Coal-fired power plants are China's biggest source of sulphur-dioxide emissions. Installed capacity for such plants reached 500 megawatts last year, 25 percent above the original expected 400 megawatts of capacity.

The report also cited limited progress in projects aimed at boosting waste water treatment along the Huai River and other severely polluted bodies of water.

Of 256 projects, only 54 percent were on target. Poor maintenance and antiquated equipment at ageing factories were increasingly causing environmental accidents, it noted.

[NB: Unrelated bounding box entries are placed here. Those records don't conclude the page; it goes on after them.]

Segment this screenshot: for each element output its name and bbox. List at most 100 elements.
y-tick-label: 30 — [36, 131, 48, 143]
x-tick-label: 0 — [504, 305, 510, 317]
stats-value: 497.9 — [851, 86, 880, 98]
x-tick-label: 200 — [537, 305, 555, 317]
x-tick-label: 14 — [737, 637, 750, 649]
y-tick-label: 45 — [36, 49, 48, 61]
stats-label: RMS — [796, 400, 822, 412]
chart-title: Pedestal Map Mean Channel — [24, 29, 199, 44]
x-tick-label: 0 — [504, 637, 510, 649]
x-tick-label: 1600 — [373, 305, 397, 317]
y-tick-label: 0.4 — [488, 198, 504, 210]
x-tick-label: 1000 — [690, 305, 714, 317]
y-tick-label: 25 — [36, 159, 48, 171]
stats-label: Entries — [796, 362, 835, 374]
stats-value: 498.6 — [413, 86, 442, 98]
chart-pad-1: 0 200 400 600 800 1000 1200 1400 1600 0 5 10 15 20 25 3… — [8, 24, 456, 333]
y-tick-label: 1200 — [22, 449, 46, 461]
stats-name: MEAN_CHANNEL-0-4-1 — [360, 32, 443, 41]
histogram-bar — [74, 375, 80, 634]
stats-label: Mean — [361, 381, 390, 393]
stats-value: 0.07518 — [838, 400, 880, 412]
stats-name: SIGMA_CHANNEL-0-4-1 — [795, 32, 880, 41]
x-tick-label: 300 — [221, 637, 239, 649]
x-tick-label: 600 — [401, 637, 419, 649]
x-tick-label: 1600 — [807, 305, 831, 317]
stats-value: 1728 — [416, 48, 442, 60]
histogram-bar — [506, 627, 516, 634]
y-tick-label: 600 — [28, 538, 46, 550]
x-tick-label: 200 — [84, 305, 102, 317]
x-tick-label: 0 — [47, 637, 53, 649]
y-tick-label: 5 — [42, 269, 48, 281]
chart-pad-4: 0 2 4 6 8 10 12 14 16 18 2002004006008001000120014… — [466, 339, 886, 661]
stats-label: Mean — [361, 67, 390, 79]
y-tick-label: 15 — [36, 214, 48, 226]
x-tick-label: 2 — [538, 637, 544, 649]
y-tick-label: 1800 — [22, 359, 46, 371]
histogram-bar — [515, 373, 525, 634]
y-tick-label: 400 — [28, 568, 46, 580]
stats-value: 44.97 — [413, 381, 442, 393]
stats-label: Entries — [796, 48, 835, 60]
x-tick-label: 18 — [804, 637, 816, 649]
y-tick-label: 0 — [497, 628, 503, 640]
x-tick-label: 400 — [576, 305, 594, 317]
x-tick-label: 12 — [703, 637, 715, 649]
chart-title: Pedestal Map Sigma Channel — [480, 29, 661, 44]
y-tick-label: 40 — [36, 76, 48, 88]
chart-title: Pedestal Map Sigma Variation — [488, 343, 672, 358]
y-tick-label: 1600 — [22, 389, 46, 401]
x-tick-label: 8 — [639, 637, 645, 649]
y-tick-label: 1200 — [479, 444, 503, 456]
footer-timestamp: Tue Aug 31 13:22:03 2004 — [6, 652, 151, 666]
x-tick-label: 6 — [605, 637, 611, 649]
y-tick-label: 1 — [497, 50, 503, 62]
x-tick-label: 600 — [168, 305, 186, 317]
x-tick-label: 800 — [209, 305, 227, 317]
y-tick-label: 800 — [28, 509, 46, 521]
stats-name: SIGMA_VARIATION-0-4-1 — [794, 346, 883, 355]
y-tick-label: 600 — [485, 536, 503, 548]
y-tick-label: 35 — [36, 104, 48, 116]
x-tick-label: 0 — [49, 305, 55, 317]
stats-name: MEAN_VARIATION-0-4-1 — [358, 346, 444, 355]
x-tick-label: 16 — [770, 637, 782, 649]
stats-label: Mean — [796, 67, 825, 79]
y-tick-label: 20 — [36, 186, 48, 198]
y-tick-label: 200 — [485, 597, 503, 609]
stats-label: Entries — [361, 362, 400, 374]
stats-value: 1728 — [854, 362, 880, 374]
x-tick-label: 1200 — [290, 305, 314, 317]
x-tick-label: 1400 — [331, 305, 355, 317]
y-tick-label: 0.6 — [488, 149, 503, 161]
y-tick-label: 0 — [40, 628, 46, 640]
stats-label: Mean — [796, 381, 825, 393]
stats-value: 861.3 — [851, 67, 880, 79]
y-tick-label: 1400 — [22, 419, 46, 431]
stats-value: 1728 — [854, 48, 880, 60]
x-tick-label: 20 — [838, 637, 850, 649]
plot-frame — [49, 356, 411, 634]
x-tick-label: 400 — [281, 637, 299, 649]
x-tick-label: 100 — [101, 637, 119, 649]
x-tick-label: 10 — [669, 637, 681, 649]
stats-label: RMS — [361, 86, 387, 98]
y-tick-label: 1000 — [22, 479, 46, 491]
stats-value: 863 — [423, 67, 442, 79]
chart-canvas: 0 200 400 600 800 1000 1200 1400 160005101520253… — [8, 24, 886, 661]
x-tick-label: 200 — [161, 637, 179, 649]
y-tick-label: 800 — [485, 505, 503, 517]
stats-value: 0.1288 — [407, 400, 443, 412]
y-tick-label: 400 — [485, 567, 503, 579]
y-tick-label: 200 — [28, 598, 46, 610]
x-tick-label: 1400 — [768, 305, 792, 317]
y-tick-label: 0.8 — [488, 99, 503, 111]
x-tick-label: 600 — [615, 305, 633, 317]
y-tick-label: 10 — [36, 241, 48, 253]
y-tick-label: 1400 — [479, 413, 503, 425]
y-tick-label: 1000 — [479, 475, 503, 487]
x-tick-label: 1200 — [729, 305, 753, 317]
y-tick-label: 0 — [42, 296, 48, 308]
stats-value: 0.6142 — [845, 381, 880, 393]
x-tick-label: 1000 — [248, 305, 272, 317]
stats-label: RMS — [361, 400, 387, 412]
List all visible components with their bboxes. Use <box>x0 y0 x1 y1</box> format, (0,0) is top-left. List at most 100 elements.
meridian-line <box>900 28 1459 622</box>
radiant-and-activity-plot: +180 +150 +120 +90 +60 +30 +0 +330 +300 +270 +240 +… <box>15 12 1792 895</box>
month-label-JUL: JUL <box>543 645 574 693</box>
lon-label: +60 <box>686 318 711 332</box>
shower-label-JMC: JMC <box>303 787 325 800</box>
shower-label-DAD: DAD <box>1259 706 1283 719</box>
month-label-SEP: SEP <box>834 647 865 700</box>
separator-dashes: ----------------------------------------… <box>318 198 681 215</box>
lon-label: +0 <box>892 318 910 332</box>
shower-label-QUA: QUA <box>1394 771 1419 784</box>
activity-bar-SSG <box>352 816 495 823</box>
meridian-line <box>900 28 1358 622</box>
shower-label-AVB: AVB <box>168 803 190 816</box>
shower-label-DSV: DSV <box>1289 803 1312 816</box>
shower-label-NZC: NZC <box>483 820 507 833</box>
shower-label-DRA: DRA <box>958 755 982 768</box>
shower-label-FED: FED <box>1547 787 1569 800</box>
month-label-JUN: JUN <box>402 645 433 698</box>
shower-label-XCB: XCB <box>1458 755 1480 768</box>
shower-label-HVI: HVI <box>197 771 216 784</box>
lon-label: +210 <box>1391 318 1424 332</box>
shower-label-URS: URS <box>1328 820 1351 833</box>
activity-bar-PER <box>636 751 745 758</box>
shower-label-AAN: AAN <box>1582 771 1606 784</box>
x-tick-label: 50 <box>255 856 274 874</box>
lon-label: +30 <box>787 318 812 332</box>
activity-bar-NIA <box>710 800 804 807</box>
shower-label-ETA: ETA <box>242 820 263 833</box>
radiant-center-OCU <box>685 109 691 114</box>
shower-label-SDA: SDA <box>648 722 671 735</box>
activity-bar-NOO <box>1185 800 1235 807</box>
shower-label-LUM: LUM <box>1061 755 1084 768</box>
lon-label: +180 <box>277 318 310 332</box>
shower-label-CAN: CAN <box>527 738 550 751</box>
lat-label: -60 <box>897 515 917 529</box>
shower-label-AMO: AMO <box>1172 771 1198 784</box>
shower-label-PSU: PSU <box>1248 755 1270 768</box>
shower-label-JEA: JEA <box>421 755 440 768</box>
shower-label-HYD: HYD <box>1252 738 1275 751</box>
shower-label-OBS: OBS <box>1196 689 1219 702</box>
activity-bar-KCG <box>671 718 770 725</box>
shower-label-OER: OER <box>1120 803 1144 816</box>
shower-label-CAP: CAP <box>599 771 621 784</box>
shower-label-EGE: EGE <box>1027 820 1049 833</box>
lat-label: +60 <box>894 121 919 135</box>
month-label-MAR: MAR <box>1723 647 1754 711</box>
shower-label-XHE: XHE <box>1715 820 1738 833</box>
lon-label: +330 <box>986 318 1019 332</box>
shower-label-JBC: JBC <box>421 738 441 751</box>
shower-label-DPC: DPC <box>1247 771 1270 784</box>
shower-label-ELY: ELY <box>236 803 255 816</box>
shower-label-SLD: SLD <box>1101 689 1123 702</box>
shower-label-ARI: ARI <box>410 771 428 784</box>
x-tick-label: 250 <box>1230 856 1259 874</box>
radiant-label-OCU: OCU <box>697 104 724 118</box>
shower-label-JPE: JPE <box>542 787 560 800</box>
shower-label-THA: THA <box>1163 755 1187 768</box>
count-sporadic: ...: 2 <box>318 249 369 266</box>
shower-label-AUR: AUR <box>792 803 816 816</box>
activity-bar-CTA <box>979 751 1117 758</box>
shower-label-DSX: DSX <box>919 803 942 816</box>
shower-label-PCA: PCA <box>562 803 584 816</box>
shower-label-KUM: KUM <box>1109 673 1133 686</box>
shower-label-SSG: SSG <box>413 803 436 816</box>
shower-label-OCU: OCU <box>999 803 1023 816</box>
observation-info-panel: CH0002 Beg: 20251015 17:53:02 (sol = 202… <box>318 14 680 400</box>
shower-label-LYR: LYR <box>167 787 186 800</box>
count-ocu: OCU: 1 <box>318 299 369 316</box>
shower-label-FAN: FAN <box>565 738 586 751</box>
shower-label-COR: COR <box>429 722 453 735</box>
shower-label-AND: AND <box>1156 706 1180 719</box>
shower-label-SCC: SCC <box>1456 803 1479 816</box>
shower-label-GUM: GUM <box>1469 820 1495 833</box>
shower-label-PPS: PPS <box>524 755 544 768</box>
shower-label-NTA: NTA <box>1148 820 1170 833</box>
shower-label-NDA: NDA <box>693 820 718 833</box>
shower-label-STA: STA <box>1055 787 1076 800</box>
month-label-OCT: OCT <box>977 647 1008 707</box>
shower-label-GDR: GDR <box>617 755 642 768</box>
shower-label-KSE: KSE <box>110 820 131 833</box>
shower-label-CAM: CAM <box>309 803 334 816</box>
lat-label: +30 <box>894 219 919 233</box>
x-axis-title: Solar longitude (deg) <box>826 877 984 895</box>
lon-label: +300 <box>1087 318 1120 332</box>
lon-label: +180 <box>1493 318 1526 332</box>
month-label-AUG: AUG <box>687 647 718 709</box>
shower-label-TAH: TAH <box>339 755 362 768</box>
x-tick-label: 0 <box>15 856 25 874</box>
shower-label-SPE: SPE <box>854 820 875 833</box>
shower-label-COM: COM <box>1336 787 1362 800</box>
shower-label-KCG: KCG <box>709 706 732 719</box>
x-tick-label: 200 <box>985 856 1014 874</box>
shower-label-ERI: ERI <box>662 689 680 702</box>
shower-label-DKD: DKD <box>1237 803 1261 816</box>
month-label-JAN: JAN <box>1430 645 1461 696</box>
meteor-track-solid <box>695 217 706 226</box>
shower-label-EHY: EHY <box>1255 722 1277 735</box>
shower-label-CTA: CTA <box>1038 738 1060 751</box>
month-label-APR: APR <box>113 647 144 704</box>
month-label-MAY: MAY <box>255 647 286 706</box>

All these facts suggest that progress is being made in the areas of economic growth but there appears to be a disregard to the will to be responsible. Maybe part of the problem is that no one takes a leadership position in putting the Earth first. Instead, competitive forces push this issue into the back of people’s minds. Is there not an ethical way to develop economies? We are too reliant on unrealistic targets. The reality is that we need to urgently fund new sources of energy and also review the inefficient procedures/practices of today’s power generation standards.

Consumption drives production but product should also start by being efficient, encouraging recyclability (with incentives) and a massive reduction in wasteful packaging.